En Perú, el caos seguía sin alterar demasiado los mercados —un drama que los mercaderes ya habían aprendido a ignorar.
En el Reino de Colombia, la inflación seguía indómita: 5,18% anual, más alta de lo previsto, impulsada por educación, arriendos e internet.
Los sabios del Banco Central hablaban de un “año perdido” en la lucha contra los precios, y las esperanzas de bajar tasas parecían desvanecerse como humo. Colombia se mantenía entre los reinos con mayor inflación de la región, solo superada por las tierras turbulentas de Argentina y Venezuela.
En los pasillos del tesoro, JP Morgan lanzó un nuevo pergamino:
“El déficit fiscal del reino alcanzará -4,3% del PIB, el más alto en cinco años”.
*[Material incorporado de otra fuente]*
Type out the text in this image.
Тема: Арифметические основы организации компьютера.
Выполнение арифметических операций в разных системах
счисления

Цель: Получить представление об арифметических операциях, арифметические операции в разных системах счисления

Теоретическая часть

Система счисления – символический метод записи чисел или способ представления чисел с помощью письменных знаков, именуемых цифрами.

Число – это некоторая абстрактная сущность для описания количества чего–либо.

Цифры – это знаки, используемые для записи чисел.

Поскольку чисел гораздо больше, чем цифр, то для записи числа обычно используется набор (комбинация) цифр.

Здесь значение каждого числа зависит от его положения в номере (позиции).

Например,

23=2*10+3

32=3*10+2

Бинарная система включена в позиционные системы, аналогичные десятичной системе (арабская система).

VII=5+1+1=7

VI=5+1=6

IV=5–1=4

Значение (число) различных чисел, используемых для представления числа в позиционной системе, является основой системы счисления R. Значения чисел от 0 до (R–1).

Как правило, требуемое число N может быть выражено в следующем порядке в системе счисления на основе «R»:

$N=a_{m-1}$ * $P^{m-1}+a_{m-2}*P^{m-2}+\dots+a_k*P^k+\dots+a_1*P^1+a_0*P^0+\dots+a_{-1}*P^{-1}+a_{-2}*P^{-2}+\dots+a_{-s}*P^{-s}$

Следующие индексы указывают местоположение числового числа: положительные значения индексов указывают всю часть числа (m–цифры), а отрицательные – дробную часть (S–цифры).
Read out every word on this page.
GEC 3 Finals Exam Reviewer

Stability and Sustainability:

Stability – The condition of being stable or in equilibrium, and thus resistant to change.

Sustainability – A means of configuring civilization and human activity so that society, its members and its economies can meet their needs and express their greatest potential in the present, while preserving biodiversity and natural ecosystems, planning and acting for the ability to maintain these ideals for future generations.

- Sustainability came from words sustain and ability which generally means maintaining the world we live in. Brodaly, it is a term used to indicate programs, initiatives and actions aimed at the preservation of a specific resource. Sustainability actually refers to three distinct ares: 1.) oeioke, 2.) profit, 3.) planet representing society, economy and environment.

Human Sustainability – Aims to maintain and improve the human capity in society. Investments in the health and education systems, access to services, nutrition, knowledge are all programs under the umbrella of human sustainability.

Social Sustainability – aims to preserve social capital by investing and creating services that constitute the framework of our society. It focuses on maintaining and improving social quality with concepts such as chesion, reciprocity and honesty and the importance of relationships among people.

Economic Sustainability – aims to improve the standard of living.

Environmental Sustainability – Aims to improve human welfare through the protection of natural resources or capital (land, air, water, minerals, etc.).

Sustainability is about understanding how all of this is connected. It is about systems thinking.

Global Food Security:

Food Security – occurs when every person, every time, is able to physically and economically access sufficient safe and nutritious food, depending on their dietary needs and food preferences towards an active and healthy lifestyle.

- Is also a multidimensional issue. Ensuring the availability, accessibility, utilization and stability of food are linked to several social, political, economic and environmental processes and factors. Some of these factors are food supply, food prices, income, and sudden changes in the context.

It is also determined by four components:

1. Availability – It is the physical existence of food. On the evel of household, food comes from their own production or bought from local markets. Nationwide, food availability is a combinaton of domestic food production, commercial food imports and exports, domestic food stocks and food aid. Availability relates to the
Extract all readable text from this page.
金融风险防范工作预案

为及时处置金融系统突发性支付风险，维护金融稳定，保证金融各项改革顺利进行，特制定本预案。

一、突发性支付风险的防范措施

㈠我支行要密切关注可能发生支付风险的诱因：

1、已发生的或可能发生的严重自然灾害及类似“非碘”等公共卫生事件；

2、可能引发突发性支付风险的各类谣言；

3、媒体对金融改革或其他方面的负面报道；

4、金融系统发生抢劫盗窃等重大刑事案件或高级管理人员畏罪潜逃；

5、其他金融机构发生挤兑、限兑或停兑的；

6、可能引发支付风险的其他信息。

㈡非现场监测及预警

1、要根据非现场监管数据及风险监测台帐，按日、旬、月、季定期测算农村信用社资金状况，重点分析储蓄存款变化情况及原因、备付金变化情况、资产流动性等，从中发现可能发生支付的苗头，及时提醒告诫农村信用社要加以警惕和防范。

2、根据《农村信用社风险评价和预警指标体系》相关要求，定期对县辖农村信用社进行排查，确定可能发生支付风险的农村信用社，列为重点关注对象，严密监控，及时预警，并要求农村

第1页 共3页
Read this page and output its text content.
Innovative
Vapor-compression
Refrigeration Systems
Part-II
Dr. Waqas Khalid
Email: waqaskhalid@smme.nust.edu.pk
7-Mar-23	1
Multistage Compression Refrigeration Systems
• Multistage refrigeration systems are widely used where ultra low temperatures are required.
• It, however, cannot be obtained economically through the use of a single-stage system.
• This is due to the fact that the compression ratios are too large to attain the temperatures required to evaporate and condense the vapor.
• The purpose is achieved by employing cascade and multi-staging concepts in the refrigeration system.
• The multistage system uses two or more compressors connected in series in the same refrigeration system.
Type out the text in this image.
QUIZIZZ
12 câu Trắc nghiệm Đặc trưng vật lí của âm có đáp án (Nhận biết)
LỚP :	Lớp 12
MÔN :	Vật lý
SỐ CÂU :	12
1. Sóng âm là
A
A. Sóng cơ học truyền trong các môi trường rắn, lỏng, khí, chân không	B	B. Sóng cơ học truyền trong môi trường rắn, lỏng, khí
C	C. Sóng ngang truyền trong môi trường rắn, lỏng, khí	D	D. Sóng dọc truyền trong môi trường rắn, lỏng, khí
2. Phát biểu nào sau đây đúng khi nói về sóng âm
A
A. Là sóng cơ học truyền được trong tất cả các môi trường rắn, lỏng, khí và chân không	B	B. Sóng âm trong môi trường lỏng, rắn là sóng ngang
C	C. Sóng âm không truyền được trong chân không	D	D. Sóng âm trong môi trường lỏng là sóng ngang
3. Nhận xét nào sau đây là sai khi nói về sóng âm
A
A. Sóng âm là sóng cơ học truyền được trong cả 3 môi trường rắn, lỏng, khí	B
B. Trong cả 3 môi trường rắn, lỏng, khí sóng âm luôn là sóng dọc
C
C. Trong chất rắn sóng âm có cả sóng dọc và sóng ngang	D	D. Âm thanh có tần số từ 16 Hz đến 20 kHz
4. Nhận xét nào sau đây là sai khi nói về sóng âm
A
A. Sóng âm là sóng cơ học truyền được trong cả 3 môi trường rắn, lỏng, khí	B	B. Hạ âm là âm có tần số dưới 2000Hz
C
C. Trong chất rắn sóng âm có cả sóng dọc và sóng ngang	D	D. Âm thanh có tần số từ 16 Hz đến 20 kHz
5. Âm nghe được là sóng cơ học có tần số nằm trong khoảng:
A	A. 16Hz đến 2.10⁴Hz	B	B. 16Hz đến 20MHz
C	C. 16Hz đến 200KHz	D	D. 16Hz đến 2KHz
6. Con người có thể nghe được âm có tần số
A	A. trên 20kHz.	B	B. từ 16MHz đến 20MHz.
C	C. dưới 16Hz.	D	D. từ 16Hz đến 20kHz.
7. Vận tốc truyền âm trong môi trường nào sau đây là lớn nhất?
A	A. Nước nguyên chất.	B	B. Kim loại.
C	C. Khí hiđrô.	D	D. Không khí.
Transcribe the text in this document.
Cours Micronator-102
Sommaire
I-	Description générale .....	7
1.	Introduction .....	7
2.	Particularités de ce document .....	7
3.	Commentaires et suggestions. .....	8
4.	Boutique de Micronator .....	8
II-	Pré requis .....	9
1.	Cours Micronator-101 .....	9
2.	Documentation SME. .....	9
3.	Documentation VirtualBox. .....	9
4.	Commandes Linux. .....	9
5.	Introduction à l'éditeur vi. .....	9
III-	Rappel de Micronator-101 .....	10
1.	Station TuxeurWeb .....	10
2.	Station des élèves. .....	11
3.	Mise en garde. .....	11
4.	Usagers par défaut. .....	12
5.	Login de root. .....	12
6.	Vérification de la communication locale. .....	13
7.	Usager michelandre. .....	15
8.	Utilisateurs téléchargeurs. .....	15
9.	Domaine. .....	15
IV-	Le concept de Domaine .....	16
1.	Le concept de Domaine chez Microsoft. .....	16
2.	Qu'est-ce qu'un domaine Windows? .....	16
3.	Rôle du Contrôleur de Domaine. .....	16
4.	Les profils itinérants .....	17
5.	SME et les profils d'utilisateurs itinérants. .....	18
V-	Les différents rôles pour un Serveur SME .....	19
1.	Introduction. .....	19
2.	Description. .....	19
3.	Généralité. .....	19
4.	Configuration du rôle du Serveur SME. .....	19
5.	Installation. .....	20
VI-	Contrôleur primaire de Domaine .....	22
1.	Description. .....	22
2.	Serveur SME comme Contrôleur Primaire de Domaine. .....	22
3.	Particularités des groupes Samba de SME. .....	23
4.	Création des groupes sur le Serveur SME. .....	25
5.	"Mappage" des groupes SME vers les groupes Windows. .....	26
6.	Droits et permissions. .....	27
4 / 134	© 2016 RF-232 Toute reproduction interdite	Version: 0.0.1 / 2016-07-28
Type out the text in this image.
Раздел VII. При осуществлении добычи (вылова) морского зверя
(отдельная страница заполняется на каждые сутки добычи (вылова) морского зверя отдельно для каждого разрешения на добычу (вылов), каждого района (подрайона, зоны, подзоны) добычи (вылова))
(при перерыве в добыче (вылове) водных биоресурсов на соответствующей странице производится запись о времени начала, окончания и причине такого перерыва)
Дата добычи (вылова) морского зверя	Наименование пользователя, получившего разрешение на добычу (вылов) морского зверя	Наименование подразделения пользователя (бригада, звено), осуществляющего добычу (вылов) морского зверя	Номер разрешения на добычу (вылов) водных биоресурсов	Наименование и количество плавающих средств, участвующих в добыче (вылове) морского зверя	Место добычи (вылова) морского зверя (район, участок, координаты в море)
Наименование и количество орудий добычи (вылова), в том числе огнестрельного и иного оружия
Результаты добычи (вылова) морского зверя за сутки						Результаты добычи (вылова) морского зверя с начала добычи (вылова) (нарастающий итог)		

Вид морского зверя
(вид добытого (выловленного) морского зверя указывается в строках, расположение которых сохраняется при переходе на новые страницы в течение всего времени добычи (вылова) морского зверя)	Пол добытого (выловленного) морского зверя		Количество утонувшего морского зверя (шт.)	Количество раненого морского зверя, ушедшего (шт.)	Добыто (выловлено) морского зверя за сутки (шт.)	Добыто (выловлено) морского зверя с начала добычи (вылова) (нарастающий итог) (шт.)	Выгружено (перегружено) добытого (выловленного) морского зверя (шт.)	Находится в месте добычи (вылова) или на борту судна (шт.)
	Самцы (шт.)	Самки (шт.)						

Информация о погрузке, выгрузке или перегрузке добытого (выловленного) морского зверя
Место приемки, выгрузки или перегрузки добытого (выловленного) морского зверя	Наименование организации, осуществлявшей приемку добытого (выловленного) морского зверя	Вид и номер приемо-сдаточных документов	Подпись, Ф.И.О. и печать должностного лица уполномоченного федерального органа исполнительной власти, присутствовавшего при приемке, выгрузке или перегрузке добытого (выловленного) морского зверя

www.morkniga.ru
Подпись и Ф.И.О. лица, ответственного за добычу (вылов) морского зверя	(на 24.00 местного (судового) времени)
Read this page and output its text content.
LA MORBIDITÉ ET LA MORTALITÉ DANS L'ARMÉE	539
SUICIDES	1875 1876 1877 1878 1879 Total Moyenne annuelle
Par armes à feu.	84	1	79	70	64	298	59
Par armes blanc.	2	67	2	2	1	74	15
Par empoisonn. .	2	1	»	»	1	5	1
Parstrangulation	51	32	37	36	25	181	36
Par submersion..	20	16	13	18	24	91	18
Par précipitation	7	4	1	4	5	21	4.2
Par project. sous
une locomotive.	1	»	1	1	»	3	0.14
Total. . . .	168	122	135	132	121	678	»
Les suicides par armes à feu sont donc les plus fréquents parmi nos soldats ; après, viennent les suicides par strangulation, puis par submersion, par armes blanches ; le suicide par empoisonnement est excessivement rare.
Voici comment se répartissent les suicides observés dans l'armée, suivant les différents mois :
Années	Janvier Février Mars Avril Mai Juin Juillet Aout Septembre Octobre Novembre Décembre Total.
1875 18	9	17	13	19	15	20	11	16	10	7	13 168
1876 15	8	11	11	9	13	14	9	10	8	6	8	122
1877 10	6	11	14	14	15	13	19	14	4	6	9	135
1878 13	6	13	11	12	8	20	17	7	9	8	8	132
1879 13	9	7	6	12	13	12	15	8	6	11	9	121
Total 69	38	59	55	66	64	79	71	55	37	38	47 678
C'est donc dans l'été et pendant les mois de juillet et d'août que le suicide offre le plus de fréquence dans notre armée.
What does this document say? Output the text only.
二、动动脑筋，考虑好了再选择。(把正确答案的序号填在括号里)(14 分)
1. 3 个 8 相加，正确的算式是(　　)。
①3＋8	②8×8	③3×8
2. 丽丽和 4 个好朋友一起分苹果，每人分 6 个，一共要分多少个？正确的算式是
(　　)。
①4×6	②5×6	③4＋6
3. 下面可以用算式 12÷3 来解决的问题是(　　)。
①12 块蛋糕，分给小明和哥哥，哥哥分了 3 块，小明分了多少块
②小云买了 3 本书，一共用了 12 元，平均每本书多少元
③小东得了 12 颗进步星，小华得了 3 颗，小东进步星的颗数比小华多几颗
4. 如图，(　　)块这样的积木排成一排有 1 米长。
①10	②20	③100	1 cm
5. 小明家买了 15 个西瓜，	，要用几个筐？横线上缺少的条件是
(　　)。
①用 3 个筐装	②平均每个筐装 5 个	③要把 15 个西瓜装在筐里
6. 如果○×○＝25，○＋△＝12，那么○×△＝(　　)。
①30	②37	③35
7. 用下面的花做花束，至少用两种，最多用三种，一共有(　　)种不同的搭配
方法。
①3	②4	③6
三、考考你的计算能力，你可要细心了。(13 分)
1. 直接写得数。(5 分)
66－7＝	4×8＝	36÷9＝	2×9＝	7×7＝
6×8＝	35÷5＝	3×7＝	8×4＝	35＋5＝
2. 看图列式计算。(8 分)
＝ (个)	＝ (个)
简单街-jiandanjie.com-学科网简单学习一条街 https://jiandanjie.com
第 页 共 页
Pero no todo era oscuridad. Los contadores del reino, liderados por el Ministerio de Hacienda, ejecutaron un hechizo financiero de gran escala: intercambiaron deuda por 43 billones, reduciendo el saldo total en 8 billones y los intereses en 2 billones. Una jugada astuta para ganar tiempo, mejorar tasas y aliviar la caja, aunque algunos advertían que el uso de swaps y deuda en francos suizos podía volverse un arma de doble filo.
El Banco de la República, desde su torre de cristal, también aportó magia: compró TES, inyectando liquidez al reino y ayudando a calmar las tasas.
Y así, mientras el Norte libra guerras digitales y los metales del Sur despiertan de su letargo, los mercados permanecen vigilantes. Los dragones del comercio respiran de nuevo, los alquimistas del oro sonríen… y los sabios del Tesoro saben que el verdadero desafío apenas comienza.